Die Jungfrau leuchtet patriotisch
Von Katharina Merkle. Aktualisiert am 03.01.2012 1 Kommentar
Gerry Hofstetter hat unterhalb des Gipfels der Jungfrau auf 3380 Metern über Meer ein Camp eingerichtet. Mit seinem Team wohnt er während neun Tagen auf dem Gletscher. Von dort aus beleuchtet er noch bis am 8. Januar die Jungfrau, falls das Wetter dies zulässt. Dargestellt werden das Schweizer Kreuz, ein Zug der Jungfraubahn und ein Porträt von Adolf Guyer-Zeller (1839–1899), dem Gründer der Jungfraubahn. Die Temperaturen auf dieser Höhe können bis auf minus 30 Grad fallen.

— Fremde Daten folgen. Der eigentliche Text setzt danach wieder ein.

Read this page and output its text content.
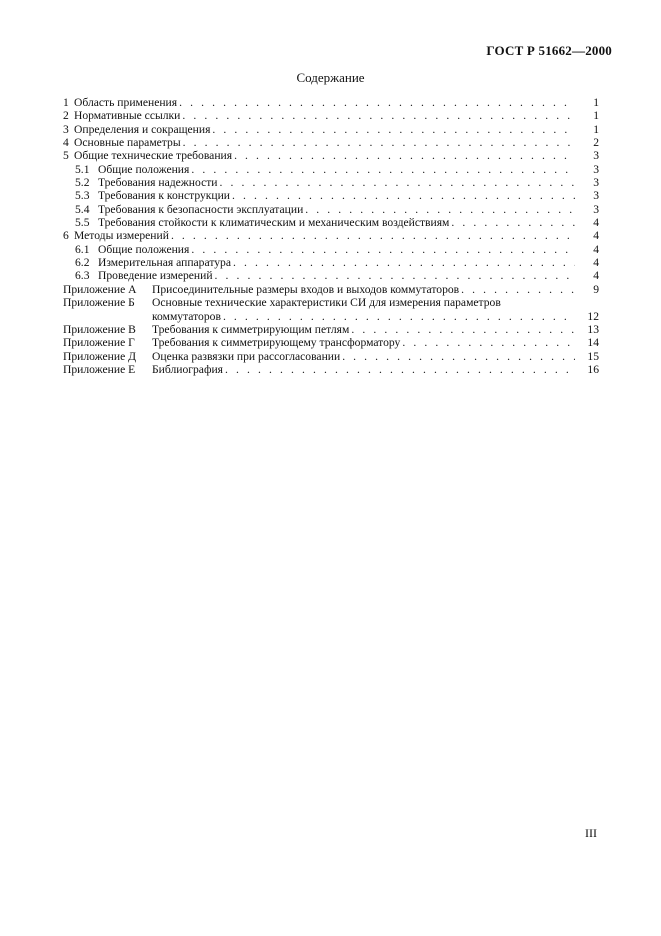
ГОСТ Р 51662—2000
Содержание
1 Область применения . . .	1
2 Нормативные ссылки . . .	1
3 Определения и сокращения . . .	1
4 Основные параметры . . .	2
5 Общие технические требования . . .	3
5.1 Общие положения . . .	3
5.2 Требования надежности . . .	3
5.3 Требования к конструкции . . .	3
5.4 Требования к безопасности эксплуатации . . .	3
5.5 Требования стойкости к климатическим и механическим воздействиям . . .	4
6 Методы измерений . . .	4
6.1 Общие положения . . .	4
6.2 Измерительная аппаратура . . .	4
6.3 Проведение измерений . . .	4
Приложение А	Присоединительные размеры входов и выходов коммутаторов . . .	9
Приложение Б	Основные технические характеристики СИ для измерения параметров
коммутаторов . . .	12
Приложение В	Требования к симметрирующим петлям . . .	13
Приложение Г	Требования к симметрирующему трансформатору . . .	14
Приложение Д	Оценка развязки при рассогласовании . . .	15
Приложение Е	Библиография . . .	16
III
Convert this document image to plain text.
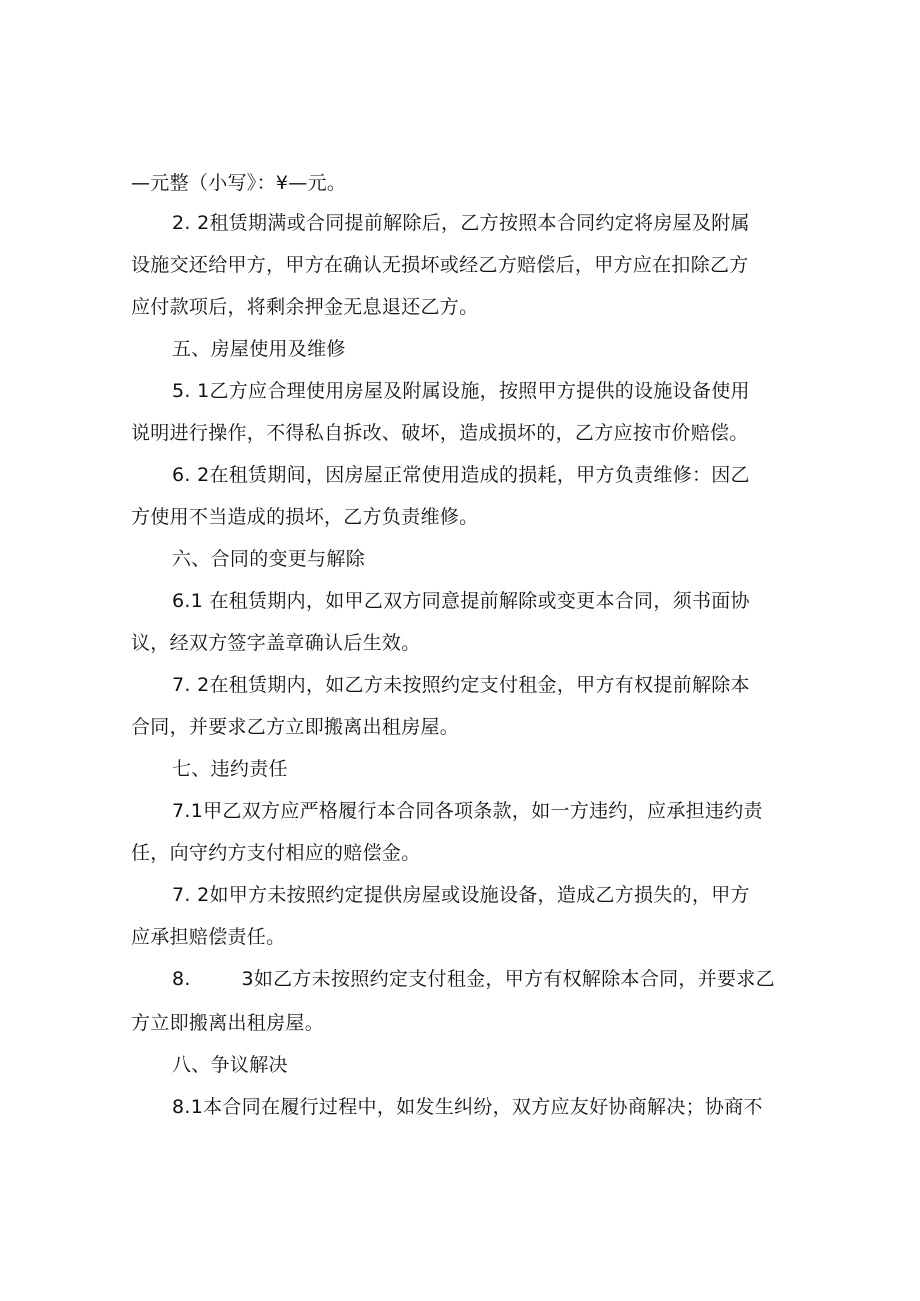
—元整（小写》：¥—元。
2. 2租赁期满或合同提前解除后，乙方按照本合同约定将房屋及附属
设施交还给甲方，甲方在确认无损坏或经乙方赔偿后，甲方应在扣除乙方
应付款项后，将剩余押金无息退还乙方。
五、房屋使用及维修
5. 1乙方应合理使用房屋及附属设施，按照甲方提供的设施设备使用
说明进行操作，不得私自拆改、破坏，造成损坏的，乙方应按市价赔偿。
6. 2在租赁期间，因房屋正常使用造成的损耗，甲方负责维修：因乙
方使用不当造成的损坏，乙方负责维修。
六、合同的变更与解除
6.1 在租赁期内，如甲乙双方同意提前解除或变更本合同，须书面协
议，经双方签字盖章确认后生效。
7. 2在租赁期内，如乙方未按照约定支付租金，甲方有权提前解除本
合同，并要求乙方立即搬离出租房屋。
七、违约责任
7.1甲乙双方应严格履行本合同各项条款，如一方违约，应承担违约责
任，向守约方支付相应的赔偿金。
7. 2如甲方未按照约定提供房屋或设施设备，造成乙方损失的，甲方
应承担赔偿责任。
8.        3如乙方未按照约定支付租金，甲方有权解除本合同，并要求乙
方立即搬离出租房屋。
八、争议解决
8.1本合同在履行过程中，如发生纠纷，双方应友好协商解决；协商不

Mit der Beleuchtung der Jungfrau begannen am 1.Januar die Feierlichkeiten zum 100-Jahr-Jubiläum der Jungfraubahn. Am 21.Februar 1912 hatten italienische Mineure mit einer gewaltigen Ladung Dynamit den Durchschlag auf dem Jungfraujoch geschafft. Sie vollendeten den Bau des Eisenbahntunnels, der durch die Berge Eiger und Mönch zur höchsten Bahnstation Europas führt. Aus dem Pionierwerk ist die bedeutendste Bergbahn der Schweiz geworden. Heute befördert die Jungfraubahn jährlich rund 700000 Personen. Am 1. Januar ist auf der Kleinen Scheid-egg zudem der Art-Run eröffnet worden: eine Kunstausstellung für Skifahrer.

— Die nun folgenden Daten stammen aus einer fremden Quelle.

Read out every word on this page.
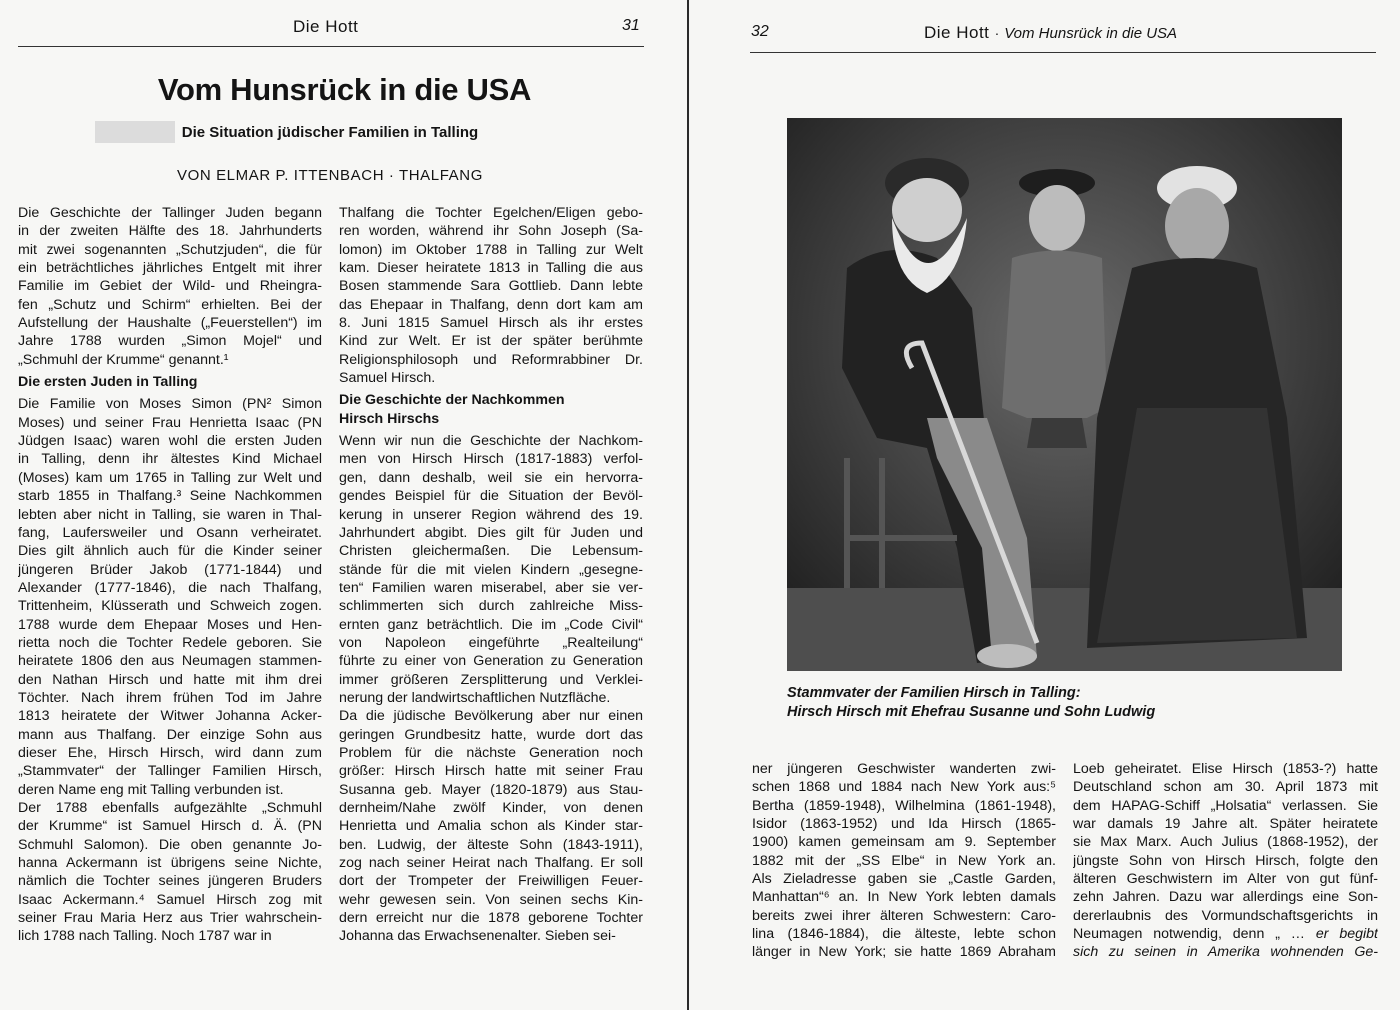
Die Hott	31
Vom Hunsrück in die USA
Die Situation jüdischer Familien in Talling
VON ELMAR P. ITTENBACH · THALFANG
Die Geschichte der Tallinger Juden begann
in der zweiten Hälfte des 18. Jahrhunderts
mit zwei sogenannten „Schutzjuden“, die für
ein beträchtliches jährliches Entgelt mit ihrer
Familie im Gebiet der Wild- und Rheingra-
fen „Schutz und Schirm“ erhielten. Bei der
Aufstellung der Haushalte („Feuerstellen“) im
Jahre 1788 wurden „Simon Mojel“ und
„Schmuhl der Krumme“ genannt.¹
Die ersten Juden in Talling
Die Familie von Moses Simon (PN² Simon
Moses) und seiner Frau Henrietta Isaac (PN
Jüdgen Isaac) waren wohl die ersten Juden
in Talling, denn ihr ältestes Kind Michael
(Moses) kam um 1765 in Talling zur Welt und
starb 1855 in Thalfang.³ Seine Nachkommen
lebten aber nicht in Talling, sie waren in Thal-
fang, Laufersweiler und Osann verheiratet.
Dies gilt ähnlich auch für die Kinder seiner
jüngeren Brüder Jakob (1771-1844) und
Alexander (1777-1846), die nach Thalfang,
Trittenheim, Klüsserath und Schweich zogen.
1788 wurde dem Ehepaar Moses und Hen-
rietta noch die Tochter Redele geboren. Sie
heiratete 1806 den aus Neumagen stammen-
den Nathan Hirsch und hatte mit ihm drei
Töchter. Nach ihrem frühen Tod im Jahre
1813 heiratete der Witwer Johanna Acker-
mann aus Thalfang. Der einzige Sohn aus
dieser Ehe, Hirsch Hirsch, wird dann zum
„Stammvater“ der Tallinger Familien Hirsch,
deren Name eng mit Talling verbunden ist.
Der 1788 ebenfalls aufgezählte „Schmuhl
der Krumme“ ist Samuel Hirsch d. Ä. (PN
Schmuhl Salomon). Die oben genannte Jo-
hanna Ackermann ist übrigens seine Nichte,
nämlich die Tochter seines jüngeren Bruders
Isaac Ackermann.⁴ Samuel Hirsch zog mit
seiner Frau Maria Herz aus Trier wahrschein-
lich 1788 nach Talling. Noch 1787 war in
Thalfang die Tochter Egelchen/Eligen gebo-
ren worden, während ihr Sohn Joseph (Sa-
lomon) im Oktober 1788 in Talling zur Welt
kam. Dieser heiratete 1813 in Talling die aus
Bosen stammende Sara Gottlieb. Dann lebte
das Ehepaar in Thalfang, denn dort kam am
8. Juni 1815 Samuel Hirsch als ihr erstes
Kind zur Welt. Er ist der später berühmte
Religionsphilosoph und Reformrabbiner Dr.
Samuel Hirsch.
Die Geschichte der Nachkommen
Hirsch Hirschs
Wenn wir nun die Geschichte der Nachkom-
men von Hirsch Hirsch (1817-1883) verfol-
gen, dann deshalb, weil sie ein hervorra-
gendes Beispiel für die Situation der Bevöl-
kerung in unserer Region während des 19.
Jahrhundert abgibt. Dies gilt für Juden und
Christen gleichermaßen. Die Lebensum-
stände für die mit vielen Kindern „gesegne-
ten“ Familien waren miserabel, aber sie ver-
schlimmerten sich durch zahlreiche Miss-
ernten ganz beträchtlich. Die im „Code Civil“
von Napoleon eingeführte „Realteilung“
führte zu einer von Generation zu Generation
immer größeren Zersplitterung und Verklei-
nerung der landwirtschaftlichen Nutzfläche.
Da die jüdische Bevölkerung aber nur einen
geringen Grundbesitz hatte, wurde dort das
Problem für die nächste Generation noch
größer: Hirsch Hirsch hatte mit seiner Frau
Susanna geb. Mayer (1820-1879) aus Stau-
dernheim/Nahe zwölf Kinder, von denen
Henrietta und Amalia schon als Kinder star-
ben. Ludwig, der älteste Sohn (1843-1911),
zog nach seiner Heirat nach Thalfang. Er soll
dort der Trompeter der Freiwilligen Feuer-
wehr gewesen sein. Von seinen sechs Kin-
dern erreicht nur die 1878 geborene Tochter
Johanna das Erwachsenenalter. Sieben sei-
32	Die Hott · Vom Hunsrück in die USA
Stammvater der Familien Hirsch in Talling:
Hirsch Hirsch mit Ehefrau Susanne und Sohn Ludwig
ner jüngeren Geschwister wanderten zwi-
schen 1868 und 1884 nach New York aus:⁵
Bertha (1859-1948), Wilhelmina (1861-1948),
Isidor (1863-1952) und Ida Hirsch (1865-
1900) kamen gemeinsam am 9. September
1882 mit der „SS Elbe“ in New York an.
Als Zieladresse gaben sie „Castle Garden,
Manhattan“⁶ an. In New York lebten damals
bereits zwei ihrer älteren Schwestern: Caro-
lina (1846-1884), die älteste, lebte schon
länger in New York; sie hatte 1869 Abraham
Loeb geheiratet. Elise Hirsch (1853-?) hatte
Deutschland schon am 30. April 1873 mit
dem HAPAG-Schiff „Holsatia“ verlassen. Sie
war damals 19 Jahre alt. Später heiratete
sie Max Marx. Auch Julius (1868-1952), der
jüngste Sohn von Hirsch Hirsch, folgte den
älteren Geschwistern im Alter von gut fünf-
zehn Jahren. Dazu war allerdings eine Son-
dererlaubnis des Vormundschaftsgerichts in
Neumagen notwendig, denn „ … er begibt
sich zu seinen in Amerika wohnenden Ge-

Am 28.Dezember hat Gerry Hofstetter (49) mit grossem Aufwand am Schneehorn sein Basislager errichtet. Er liess vier Baucontainer von Lauterbrunnen zum Schneehorn hinauffliegen – sein temporäres Hotel quasi. Auch die vier teuren Lichtprojektoren wurden auf Platz geflogen: «Jeder dieser Apparate leistet 12000 Watt», so Hofstetter, der trotz gebrochenem Sprunggelenk im knietiefen Neuschnee auf 3400 Metern herumhumpelte – notabene mit selbst gemachten, tiefschneetauglichen Krücken.
Das Schneehorn zwischen Jungfraujoch und Silberhorn ist zum kleinen Gletscherdörfchen geworden: Noch sechs Tage verbringt Hofstetter dort mit seinen Leuten in einer flachen Mulde am Fusse der Jungfrau-Nordwand. In einem ersten Testlauf hatte der Zürcher die Jungfrau bereits vor wenigen Wochen während eines Abends beleuchtet, damals allerdings ohne die ganze Infrastruktur auf Platz zu haben.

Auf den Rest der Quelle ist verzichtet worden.